Update, 7:45 p.m.
| David A. Sellari, Jr. of Express Employment Professionals reached out to say, well ... no comment: "We care greatly about the health of our associates and take claims of discrimination very seriously. Due to this being a personnel matter, we cannot comment any further on this issue."
A toll worker stationed at a Central Florida Expressway Authority stop in Orlando says she was fired shortly after calling in sick. Virginia Allen, who worked at a northeast Orlando toll plaza on State Road 417, says she called in sick Thursday morning and received a text that afternoon from the staffing agency that hires toll workers for CFX.
In the text, says Allen, the reason she was fired was "attendance issues." But she maintains any absences in the year-and-a-half she worked at the toll plaza were few and justifiable. She says the firing was abrupt and shocked her.
“We care greatly about the health of our associates and take claims of discrimination very seriously," said Express Employment Professionals, the national staffing agency that has offices all over Florida and hires CFX toll workers, in a statement to Orlando Weekly. "Due to this being a personnel matter, we cannot comment any further on this issue.” CFX officials say they have no comment on contracted staff issues.
Toll work is especially susceptible to the passing of germs, which is a concern any time but especially now, given coronavirus fears. It involves handling money, exchanged from the hands of locals and the tens of thousands of visitors that make their way around Central Florida toll roads. Not only are workers susceptible to picking up passing bacteria but, if they are sick and come to work, they can potentially infect everyone who passes – as well as their co-workers in the confined toll boxes.

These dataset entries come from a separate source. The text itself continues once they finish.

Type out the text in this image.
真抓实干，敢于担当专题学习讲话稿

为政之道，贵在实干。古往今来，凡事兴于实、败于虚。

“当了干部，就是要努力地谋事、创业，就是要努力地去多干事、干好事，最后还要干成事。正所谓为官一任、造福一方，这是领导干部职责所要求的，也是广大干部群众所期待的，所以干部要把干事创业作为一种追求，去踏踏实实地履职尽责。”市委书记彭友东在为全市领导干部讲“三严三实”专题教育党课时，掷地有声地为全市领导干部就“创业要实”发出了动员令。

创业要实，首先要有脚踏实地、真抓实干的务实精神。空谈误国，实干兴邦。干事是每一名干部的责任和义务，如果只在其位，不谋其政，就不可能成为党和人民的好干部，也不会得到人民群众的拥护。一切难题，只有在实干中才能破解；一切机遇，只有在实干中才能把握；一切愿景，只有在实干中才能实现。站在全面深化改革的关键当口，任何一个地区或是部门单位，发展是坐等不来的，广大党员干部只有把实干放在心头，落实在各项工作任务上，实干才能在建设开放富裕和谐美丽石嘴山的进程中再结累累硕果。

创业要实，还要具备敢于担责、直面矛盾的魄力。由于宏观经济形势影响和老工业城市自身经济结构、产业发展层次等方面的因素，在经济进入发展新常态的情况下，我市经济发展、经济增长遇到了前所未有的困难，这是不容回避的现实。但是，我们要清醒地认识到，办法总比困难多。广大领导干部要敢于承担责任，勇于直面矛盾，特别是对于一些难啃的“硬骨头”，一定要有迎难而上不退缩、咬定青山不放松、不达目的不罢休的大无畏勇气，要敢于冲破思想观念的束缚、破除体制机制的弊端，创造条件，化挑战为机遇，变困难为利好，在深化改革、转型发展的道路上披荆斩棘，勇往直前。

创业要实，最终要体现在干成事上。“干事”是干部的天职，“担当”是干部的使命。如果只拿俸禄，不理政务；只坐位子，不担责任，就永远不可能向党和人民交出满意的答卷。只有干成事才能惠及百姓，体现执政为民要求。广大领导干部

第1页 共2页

Still, with steady precaution, illness can be avoided, said Allen, who said she hasn't had a bad cold or the flu since she started work at the CFX toll.
Allen, 61, was already especially practiced at staying healthy. Her husband, Stephen, 54, weakened by the effects of throat cancer, is unable to work or help with most tasks at their mobile home in Deerwood. He has been in and out of the hospital, recently falling to around 105 pounds, and was put on a hospital feeding tube today.
"Every day for the last eight months, I've been coming home, not knowing if he'll be dead or alive," said Allen. "It's so stressful."
Though Allen admits being the sole breadwinner and caregiver for her husband has frazzled her and caused her to rush into work "a minute or so late" sometimes, she says she has had very few absences, with a good reason for each time.
Allen said she could think of two instances because of her car. One time her serpentine belt broke, stranding her for five hours and causing her to miss her shift. The other was a flat tire, which, after the road ranger fixed it, only caused her to be late, not miss her shift. She can think of a couple of times when she missed work to take her husband to the hospital. And she can think of two times she missed work, with doctor's notes.
Other than that, Allen says she never called in sick. She says that the Express staffing agency was aware of her husband's illness, even her own health episodes and, largely because she was a hardworking and reliable employee, was working with her as she dealt with health and home constraints. Allen even claims that she told her employers that she was considering applying for time off through the Family and Federal Leave Act, but was assured that she didn't need to, as the staffing agency would work with her.
Then, at the end of February, one of her toll coworkers came into work sick, sharing the tight space with Allen. It was another day of greeting and seeing all kinds of locals and travelers, a job Allen said she "loved." But on Thursday, Feb. 27, Allen said she became so sick she could barely talk. She says she called in sick at 8:44 a.m. for her 1:45 p.m. shift and received a text that afternoon telling her that her "assignment has been ended effective immediately."
The Sunday before falling ill, Allen said she called into work minutes before a shift because she was running late after leaving her husband at the hospital for an afternoon shift. The next day, she said the staffing agency texted her telling her that she needs to call the toll plaza at least two hours before a shift if she is going to be late. Otherwise, read the text, which Allen shared with Orlando Weekly
, there would be "disciplinary action."
Other than that, says Allen, there was no indication that she was at all in jeopardy of losing her job. "They terminated me just like that," she said. "I was in shock."
She does claim an environment in which people were encouraged to work through illness, including a supervisor who, Allen claims, vomited while on the job but was told they couldn't go home. Allen called working conditions "abusive." As an example of the culture, she says management hung signs urging staff to ask for bathroom breaks instead of urinating in toll plaza tunnels as a way to avoid asking for a break.
Allen says she does not want her job back and that she "can't work with these people." She is readying plans to file a lawsuit seeking wrongful termination and, if extra damage is found in her heart, damages. She plans to look for work once she heals from her cold, which has yet to subside.